La représentante la plus frappante de cette imprévisibilité insaisissable est peut-être Evelyne Beaulieu, une biologiste marine franco-canadienne de 92 ans qui s’est échouée sur Makatea pour terminer son séjour sur Terre comme elle l’avait commencé, en conversation avec les profondeurs.

Evelyne est en train de déraper. Le temps a ses crochets en elle. « La mémoire, insiste-t-elle, devrait être comme un étau dans la jeunesse, lorsque le navigateur en herbe en a le plus besoin. Mais personne n’a jamais survécu jusqu’à un âge avancé sans pouvoir ouvrir cet étau et laisser libre cours à une grande partie de ses dures convictions. » Evelyne n’est pas la seule à se perdre ; à l’autre bout du monde, Todd fait face à la même dure vérité, frappé à 57 ans par une démence à corps de Lewy. Le lien (qui est certainement destiné à Powers n’est rien si ce n’est intentionnel) est que le premier livre d’Evelyne, un manuel intitulé « Il est clair que c’est l’océan », a eu une influence précoce sur la réflexion de Todd sur les réseaux, après l’avoir lu étant enfant.

Ici, nous entrevoyons à quel point « Playground » est tissé, avec des coïncidences ou des heureux hasards comme une sorte de réseau entrelacé sous la surface, un peu comme les courants marins grouillants. Pourtant, et contrairement à, disons, « Plowing the Dark » ou « The Overstory » – c’est étrangement insatisfaisant, ou peut-être que « prédéterminé » ou « calculé » est le meilleur mot. L’effondrement de l’amitié entre Todd et Rafi est peut-être inévitable, mais cela ressemble plus à une idée narrative qu’à une nécessité émotionnelle. Il en va de même pour Evelyne, qui arrive à une fin qui peut être cohérente avec la structure du roman mais qui semble dénuée de tout fondement dans la réalité.

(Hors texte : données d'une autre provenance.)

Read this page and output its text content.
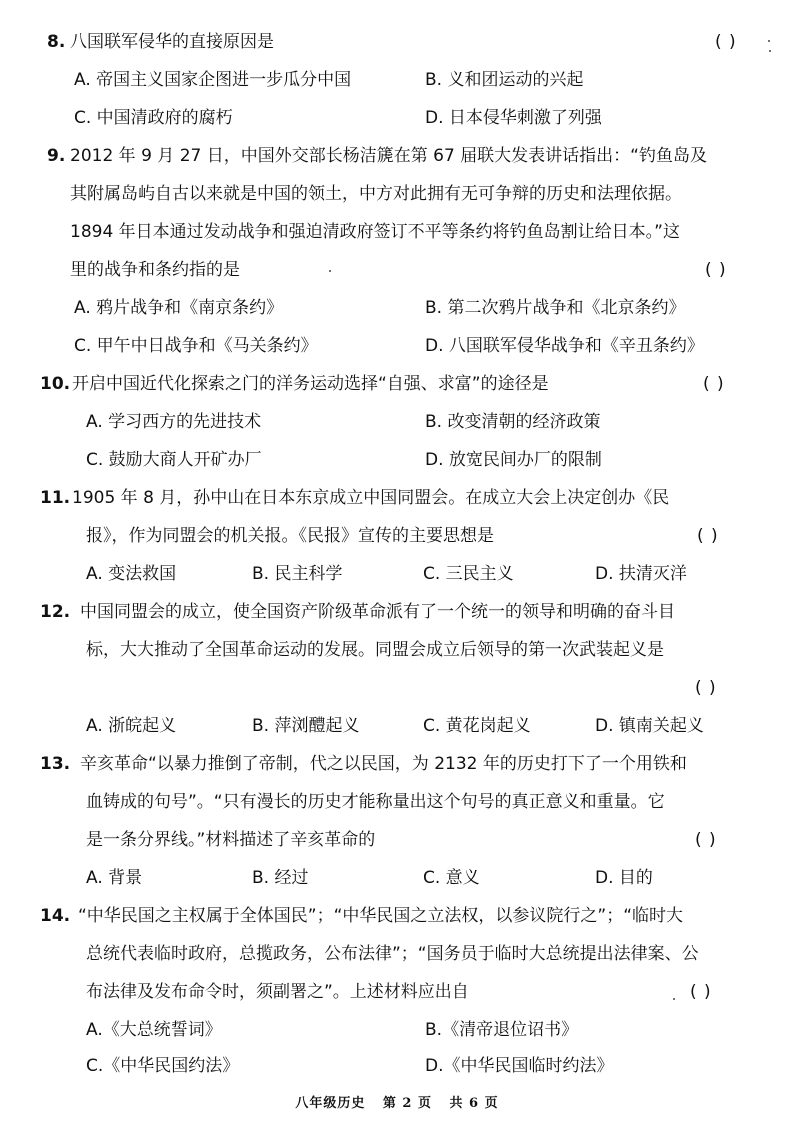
8. 八国联军侵华的直接原因是	( )
A. 帝国主义国家企图进一步瓜分中国	B. 义和团运动的兴起
C. 中国清政府的腐朽	D. 日本侵华刺激了列强
9. 2012 年 9 月 27 日，中国外交部长杨洁篪在第 67 届联大发表讲话指出：“钓鱼岛及
其附属岛屿自古以来就是中国的领土，中方对此拥有无可争辩的历史和法理依据。
1894 年日本通过发动战争和强迫清政府签订不平等条约将钓鱼岛割让给日本。”这
里的战争和条约指的是	( )
A. 鸦片战争和《南京条约》	B. 第二次鸦片战争和《北京条约》
C. 甲午中日战争和《马关条约》	D. 八国联军侵华战争和《辛丑条约》
10. 开启中国近代化探索之门的洋务运动选择“自强、求富”的途径是	( )
A. 学习西方的先进技术	B. 改变清朝的经济政策
C. 鼓励大商人开矿办厂	D. 放宽民间办厂的限制
11. 1905 年 8 月，孙中山在日本东京成立中国同盟会。在成立大会上决定创办《民
报》，作为同盟会的机关报。《民报》宣传的主要思想是	( )
A. 变法救国	B. 民主科学	C. 三民主义	D. 扶清灭洋
12. 中国同盟会的成立，使全国资产阶级革命派有了一个统一的领导和明确的奋斗目
标，大大推动了全国革命运动的发展。同盟会成立后领导的第一次武装起义是
( )
A. 浙皖起义	B. 萍浏醴起义	C. 黄花岗起义	D. 镇南关起义
13. 辛亥革命“以暴力推倒了帝制，代之以民国，为 2132 年的历史打下了一个用铁和
血铸成的句号”。“只有漫长的历史才能称量出这个句号的真正意义和重量。它
是一条分界线。”材料描述了辛亥革命的	( )
A. 背景	B. 经过	C. 意义	D. 目的
14. “中华民国之主权属于全体国民”；“中华民国之立法权，以参议院行之”；“临时大
总统代表临时政府，总揽政务，公布法律”；“国务员于临时大总统提出法律案、公
布法律及发布命令时，须副署之”。上述材料应出自	( )
A.《大总统誓词》	B.《清帝退位诏书》
C.《中华民国约法》	D.《中华民国临时约法》
八年级历史 第 2 页 共 6 页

« Les jeux dirigeaient désormais l’humanité », écrit Powers. « … Et il était parfaitement logique … que les machines qui allaient nous condamner se fassent les dents en regardant les humains jouer. » Néanmoins, le roman, comme toute machine de réalité virtuelle, doit être un reflet du monde, et dans cette parabole tentaculaire d’un livre, qui a été présélectionné pour le prix Booker, ce monde et les humains qui y vivent se lisent, trop souvent, comme des ratés ou des archétypes, motivés par la main de l’auteur – ou du joueur – plutôt que par une urgence organique qui leur est propre.

David L. Ulin est un écrivain contributeur à Opinion. Il est l’ancien rédacteur en chef et critique littéraire du Times.